World Energy is another large biofuel supplier in North America. The company already commercially produces SAF and is aiming for 1 billion gallons of SAF production annually by 2030.
Financial Analysis
LanzaTech’s revenue in the third quarter of 2023 was 19.6 million USD, up 143% YoY. This increase was driven by engineering and other services revenue in the company’s biorefining business. CarbonSmart revenue also increased 34% YoY, although is still a relatively small contributor.
LanzaTech monetizes their technology through a combination of contract research, licensing (IP), royalties (ethanol sales) and sales (engineering services and materials).
LanzaTech’s growth is expected to remain robust in coming years, which is supported by the size of the company’s pipeline and ongoing ability to attract new partners. Much of this is already priced into the stock, though, as it will be 2025/2026 before LanzaTech begins to trade on a more reasonable revenue multiple.
LanzaTech’s gross profit margin moved higher in the third quarter, with the improvement attributed to a shift in revenue mix. Presumably, LanzaTech’s gross profit margins will trend higher over time as royalties and licensing revenue build and the company scales. This hasn’t really been the case so far, though.
LanzaTech’s operating expenses totaled 29.8 million USD in the third quarter, driven by headcount growth to support the company’s expanding pipeline and R&D. LanzaTech’s losses are narrowing as the company scales, but the amount the company is still losing is somewhat concerning.
I am often ok with companies losing a large amount of money, as accounting statements often poorly reflect the reality of a business. This is really dependent on a company’s ability to realize economies of scale as prior investments in product development and customer acquisition begin to pay off.
This is obviously the case with LanzaTech to some extent, with upfront engineering work leading to royalties and licensing and consumable revenue. The company is also still investing in its waste product to molecule via fermentation technology. Given that the majority of revenue appears to be coming from services, with limited downstream revenue, I question the ongoing losses, though.
Breakeven probably occurs in 2026 assuming things go well, and I estimate that LanzaTech will need around 200 million USD cash to reach this point. The company only has around 137 million USD cash on hand, though, meaning a modest capital raise will likely be needed. Given LanzaTech’s market capitalization and lack of debt on the balance sheet, this shouldn’t be a major issue.
Conclusion
While LanzaTech has interesting technology, it is competing against production from mature sources that are efficient and low-cost. LanzaTech is not producing commodity chemicals itself, but demand for its technology is dependent on cost parity with existing production methods. There is little clarity on production costs at the moment, but continued progression of projects through LanzaTech’s pipeline would seem to suggest that commercial plants are viable.

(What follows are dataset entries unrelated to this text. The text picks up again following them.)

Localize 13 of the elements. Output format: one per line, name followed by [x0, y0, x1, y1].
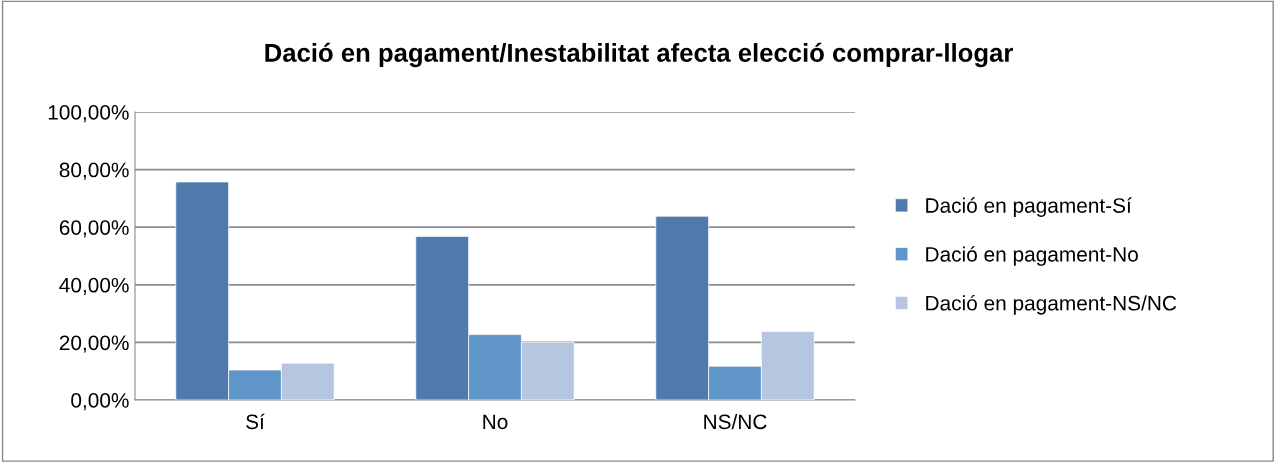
x-tick-label: Sí: [246, 413, 265, 430]
legend-label: Dació en pagament-No: [926, 246, 1138, 266]
y-tick-label: 100,00%: [48, 105, 129, 123]
x-tick-label: NS/NC: [704, 413, 767, 430]
x-tick-label: No: [483, 414, 508, 430]
legend-label: Dació en pagament-NS/NC: [926, 295, 1177, 315]
y-tick-label: 0,00%: [71, 393, 129, 411]
chart-title: Dació en pagament/Inestabilitat afecta elecció comprar-llogar: [265, 42, 1013, 68]
y-tick-label: 80,00%: [59, 162, 129, 180]
y-tick-label: 40,00%: [59, 277, 129, 296]
y-tick-label: 20,00%: [59, 335, 129, 353]
y-tick-label: 60,00%: [59, 220, 129, 238]
legend-label: Dació en pagament-Sí: [926, 197, 1132, 217]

LanzaTech has multiple revenue streams that vary significantly in quality. Fees related to R&D and engineering services are likely to have relatively low margins and are non-recurring in nature. As a result, these sources of revenue do not warrant a high multiple, even if they are scaling rapidly.

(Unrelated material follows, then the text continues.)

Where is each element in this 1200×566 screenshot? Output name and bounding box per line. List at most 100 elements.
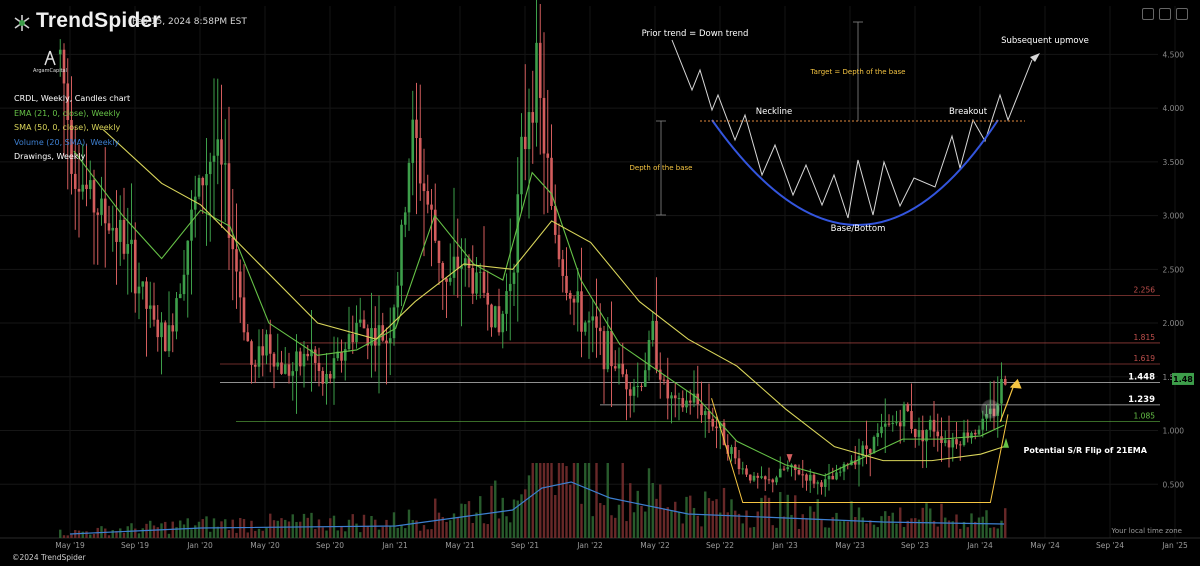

Recurring revenues come from royalties, microbe and media sales and software licensing. Licensing and royalties are likely to have better margins and are more recurring in nature, creating more value for LanzaTech shareholders. Unfortunately, the majority of revenue currently comes from engineering services. This makes me skeptical of LanzaTech’s current valuation, even when accounting for the company’s cash balance and the value of the stake in LanzaJet.